T. Teich noted that having a threshold that exceeds zero means that discrimination would never go away and would continue to be perpetuated. Over time, the gap could increase. T. Teich asked how this policy speaks to that. B. Harvey responded that it’s not meant to address current inequities in transportation. The MPO could adopt other policies to address those. T. Teich said that the MPO could still be widening the gap between two populations over time if any disparity is allowed. She said the MPO policy should acknowledge this and try to limit it.
A.L Cahn said it was good to know the constraints of the DI/DB policy and the MPO’s work. Ultimately, the working group should better understand what the limits are and what the working group can do within those constraints.

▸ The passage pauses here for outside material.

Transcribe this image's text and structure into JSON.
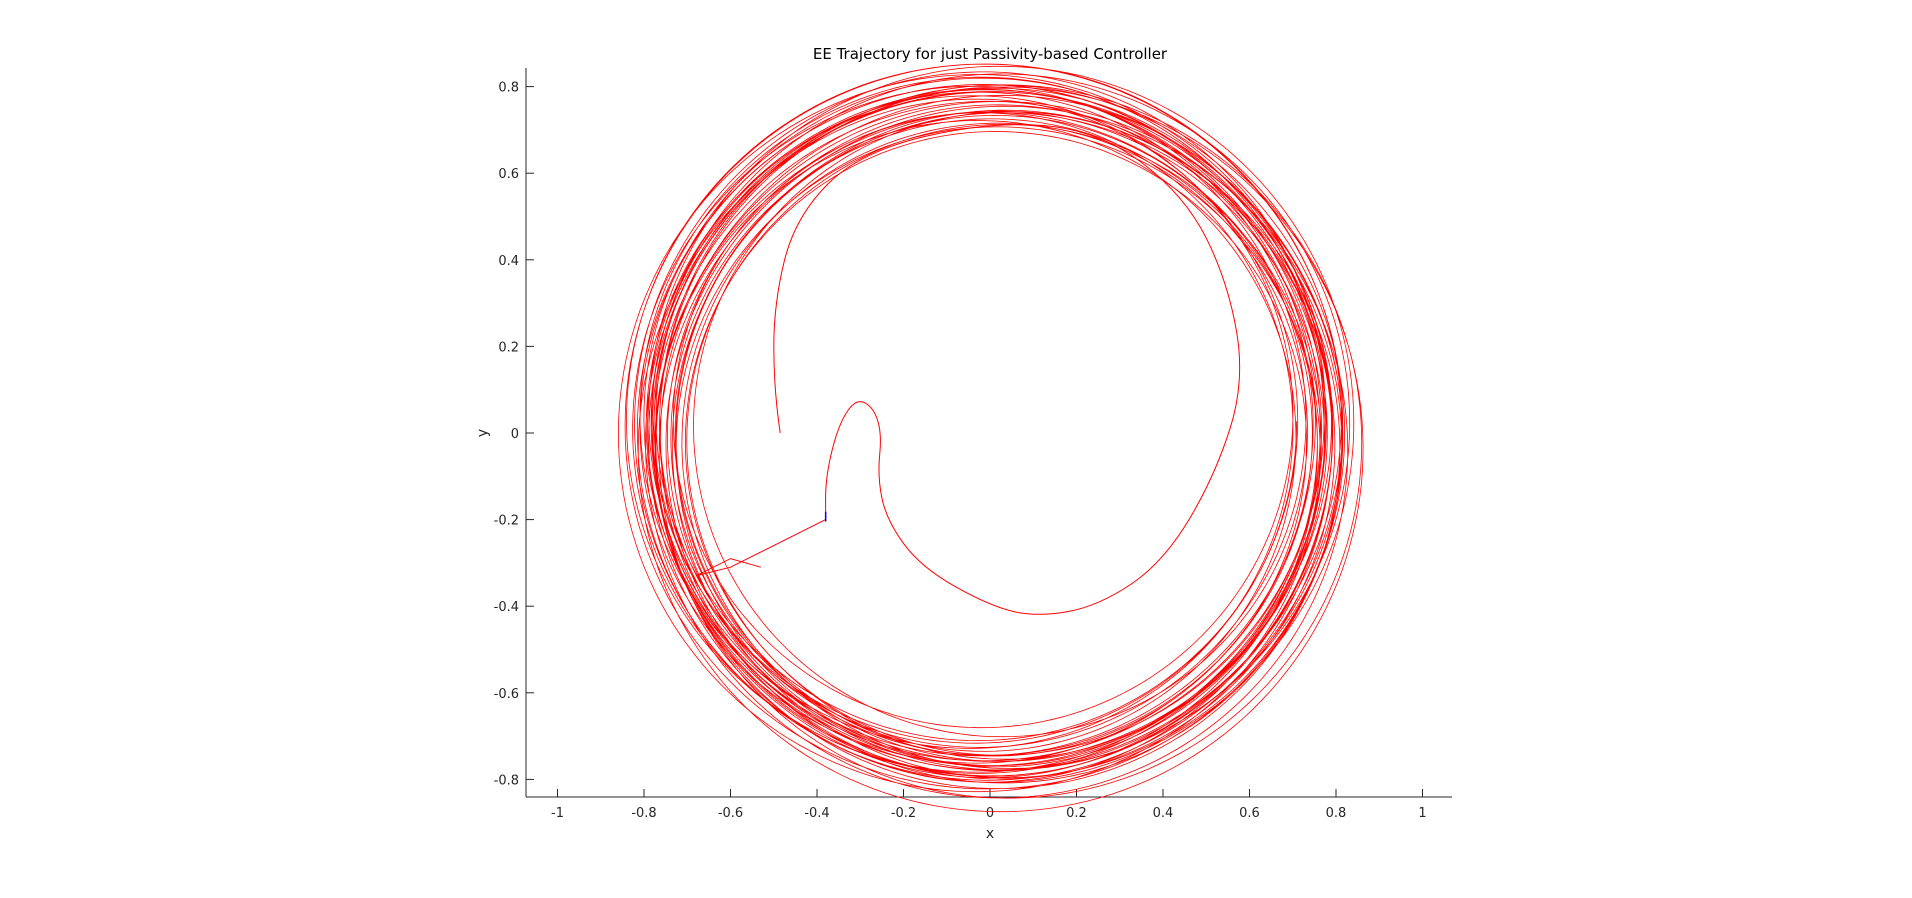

A. Demchur noted that the policy identifies the maximum threshold that the MPO would permit. The MPO could have an LRTP where protected populations are benefiting significantly. On the other hand, changing projects in the LRTP’s program of projects may not offset a disparity, and there are other issues that need to be considered. S. Peterson noted that the MPO could do studies to better understand current disparities that exist in the transportation system. This must be done before the MPO can determine which disparities are most egregious.
A.L. Cahn suggested that a second deliverable of the working group could be other equity-related recommendations for the MPO to consider going forward.
D. Krevat asked whether identifying impacts that the MPO assesses for disparate impacts and disproportionate burdens is part of this working group. B. Harvey said that that is part of the goal of the second meeting.
T. Kadzis remarked that the MPO only analyzes the impacts of its transportation investments in the context of assessing the LRTP program of projects for disparate impacts and disproportionate burdens.
T. Teich asked if a different threshold could be used for each metric analyzed for disparate impacts. B. Harvey replied that the plan for now is to have one threshold for all metrics. Since it’s a difficult concept, it is not practical within the time frame and data we have available to refine the policy enough to establish different thresholds for each metric. If this group feels that each metric should have a threshold, staff can report this to the MPO.
L. Diggins said if, for example, there is good transit service in the core, and the MPO wants to expand service outside the core, disparate impacts may show up. But if transit service is good in the core, the populations there should be able to tolerate disparate impacts in a particular plan.
M. Foster asked how the MPO staff will guide the working group through these issues over the next meetings. B. Harvey replied that the MPO staff will take feedback into account when putting together upcoming meetings, and make sure that concerns raised at one meeting will be addressed further in future meetings.
Two people then gave public comments. W. Zamore said that the MPO should be looking at the health impacts of projects on a smaller scale, not at the regional scale. People who live near a highway or large pollution source have greater health risks. This type of impact is especially severe for EJ populations and immigrants.
A. Nocher noted that in 2042 the racial and ethnic makeup of the United States will be majority non-White and/or Hispanic or Latino. He also agreed that the MPO should think about local impacts instead of regional impacts, especially in terms of air quality. He stated that the MPO’s low-income threshold of $45,392 was too high and does not allow the MPO to capture the impacts of its transportation investments on the poorest of the poor.